A.) Wasser und b.) Steine. …  Aber Steine überwiegen hier!

6 Kommentare

  1. Respekt !
    Wir waren 1997 dort oben und alles , was geschrieben wurde , stimmt !
    Klasse Bilder , toll geschrieben und Respekt , dass ihr zurückgelaufen seid. Ich hätte wahrscheinlich Sitzstreik gemacht und Anhalter gespielt .
    Irgendwann möchte ich auch mal wieder dorthin ….

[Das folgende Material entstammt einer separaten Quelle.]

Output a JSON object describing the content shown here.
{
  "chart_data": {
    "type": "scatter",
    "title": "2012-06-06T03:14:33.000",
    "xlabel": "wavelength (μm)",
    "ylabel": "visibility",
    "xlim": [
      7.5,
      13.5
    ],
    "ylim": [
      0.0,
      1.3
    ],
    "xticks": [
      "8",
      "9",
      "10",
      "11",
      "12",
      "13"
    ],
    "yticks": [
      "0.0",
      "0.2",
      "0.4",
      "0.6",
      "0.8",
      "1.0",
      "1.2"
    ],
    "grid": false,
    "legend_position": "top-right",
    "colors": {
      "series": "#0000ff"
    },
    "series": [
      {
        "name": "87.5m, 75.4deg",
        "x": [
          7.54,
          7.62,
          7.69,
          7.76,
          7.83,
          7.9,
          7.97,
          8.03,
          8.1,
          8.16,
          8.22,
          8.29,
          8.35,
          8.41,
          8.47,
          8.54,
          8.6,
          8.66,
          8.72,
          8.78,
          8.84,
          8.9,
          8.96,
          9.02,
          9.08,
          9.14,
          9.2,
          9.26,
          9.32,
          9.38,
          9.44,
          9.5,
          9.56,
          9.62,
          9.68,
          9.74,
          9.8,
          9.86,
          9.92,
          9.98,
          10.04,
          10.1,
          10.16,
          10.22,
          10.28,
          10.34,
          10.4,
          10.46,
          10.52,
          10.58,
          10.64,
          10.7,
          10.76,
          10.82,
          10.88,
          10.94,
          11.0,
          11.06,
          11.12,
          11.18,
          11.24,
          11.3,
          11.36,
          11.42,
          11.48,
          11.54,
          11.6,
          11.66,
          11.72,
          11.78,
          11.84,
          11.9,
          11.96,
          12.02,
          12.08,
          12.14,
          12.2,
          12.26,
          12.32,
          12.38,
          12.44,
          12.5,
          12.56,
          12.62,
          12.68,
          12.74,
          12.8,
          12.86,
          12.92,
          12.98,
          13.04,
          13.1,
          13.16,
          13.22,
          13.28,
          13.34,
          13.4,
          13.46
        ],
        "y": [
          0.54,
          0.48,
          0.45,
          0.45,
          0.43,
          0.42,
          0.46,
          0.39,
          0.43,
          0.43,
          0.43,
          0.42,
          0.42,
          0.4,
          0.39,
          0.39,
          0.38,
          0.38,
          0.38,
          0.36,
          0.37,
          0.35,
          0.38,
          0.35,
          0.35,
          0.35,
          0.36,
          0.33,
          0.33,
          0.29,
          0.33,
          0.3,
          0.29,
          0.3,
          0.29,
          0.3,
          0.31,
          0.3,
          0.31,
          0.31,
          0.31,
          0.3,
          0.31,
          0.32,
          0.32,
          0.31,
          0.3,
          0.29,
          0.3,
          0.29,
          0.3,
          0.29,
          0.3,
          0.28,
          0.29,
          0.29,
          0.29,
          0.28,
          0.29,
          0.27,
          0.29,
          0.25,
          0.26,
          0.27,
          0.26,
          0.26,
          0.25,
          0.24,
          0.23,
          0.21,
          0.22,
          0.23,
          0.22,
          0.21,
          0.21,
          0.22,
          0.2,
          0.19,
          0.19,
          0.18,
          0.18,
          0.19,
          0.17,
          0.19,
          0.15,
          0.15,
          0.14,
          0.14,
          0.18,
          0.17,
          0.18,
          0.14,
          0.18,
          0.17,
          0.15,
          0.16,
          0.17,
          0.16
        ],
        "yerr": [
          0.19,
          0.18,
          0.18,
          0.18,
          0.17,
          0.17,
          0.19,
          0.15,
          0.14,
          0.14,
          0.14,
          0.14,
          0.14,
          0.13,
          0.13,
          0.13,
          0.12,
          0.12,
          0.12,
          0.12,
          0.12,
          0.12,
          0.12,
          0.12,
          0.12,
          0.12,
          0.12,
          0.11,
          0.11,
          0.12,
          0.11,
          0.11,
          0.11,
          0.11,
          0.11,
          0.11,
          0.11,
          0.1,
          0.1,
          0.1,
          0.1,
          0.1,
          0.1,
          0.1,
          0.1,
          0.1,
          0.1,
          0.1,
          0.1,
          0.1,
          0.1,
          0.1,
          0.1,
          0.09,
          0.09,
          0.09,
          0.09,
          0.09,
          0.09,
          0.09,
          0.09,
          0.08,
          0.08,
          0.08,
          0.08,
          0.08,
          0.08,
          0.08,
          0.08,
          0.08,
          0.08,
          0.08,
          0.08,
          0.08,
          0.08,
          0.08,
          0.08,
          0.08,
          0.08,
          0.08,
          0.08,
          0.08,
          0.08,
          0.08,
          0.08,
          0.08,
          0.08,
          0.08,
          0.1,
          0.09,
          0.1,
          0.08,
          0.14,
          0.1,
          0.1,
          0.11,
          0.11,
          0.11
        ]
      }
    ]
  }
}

    • Es war ein sehr prägendes Ereignis seinerzeit. Auch und gerade besonders das Zurücklaufen. 😀
      Beste Grüße senden Anja und Björn

  2. Hallo Jörg,
    ein schöner, ausführlicher und ehrlicher Bericht!
    Meine Frau und ich vollenden in diesem Sommer unseren 75sten Geburtstag. Wir haben auch vor im August auf den Preikestolen zu steigen. Eigentlich wollten wir unsere Wanderstöcke zur Unterstützung mitnehmen. Das werden wir aber nun wohl nicht machen, nachdem die unterwegs eher zu stören scheinen. Wir werden uns, wie Ihr, sicher viel Zeit dafür lassen.
    Wir nehmen unsere Elektrofahrräder mit zur Fahrt vom CP zur Hütte.
    LG Georg und Gerlinde aus Freiburg

    • Hallo ihr beiden,
      nun, ob stören oder nicht, das muss man natürlich selbst abschätzen. Wir haben keine Erfahrung mit Wanderstöcken. Auf einer Wanderroute sind sie sicherlich hilfreich. Aber es gibt auch einige Anstiege, wo man Hände und Füße gleichermaßen braucht. Die Idee mit den Fahrrädern finden wir hingegen super! Damit spart man den unregelmäßig abfahrenden wie vergleichsweise teuren Bus und ist trotzdem fix vor Ort.
      Wir wünschen euch eine tolle Zeit und einen schönen Aufstieg!
      Tim, Nils, Anja und Björn

  3. sehr schöner bericht – oder auszug aus eurem tagebuch^^
    und das hier war hilfreich!
    ich werde den felsen (so gott nix dagegen hat) auch erklimmen. ich hab nen hund den ich eigentllich noch garnicht in den planungen drinn hab, weil er einfach immer bei uns ist.
    aber …er is auch schon alt und alles andere als fit 🙁
    ich werd mir eure warnung also zu herzen nehmen und ihn im womo zurück lassen .
    wie ich den weg zur kanzel hinter mich bringe sehn wir dann mal. schmerz und leidensfähigkeit sind ja sehr individuell *gg*

    gegebenenfalls werdet ihr rückmeldung erhalten ^^

    grüsse
    jörg

    • Hallo Jörg,
      freut uns, dass dir unser Aufstieg gefallen hat und dir eine Orientierung geben konnte.
      Wir wünschen dir eine tolle Tour zum Preikestolen!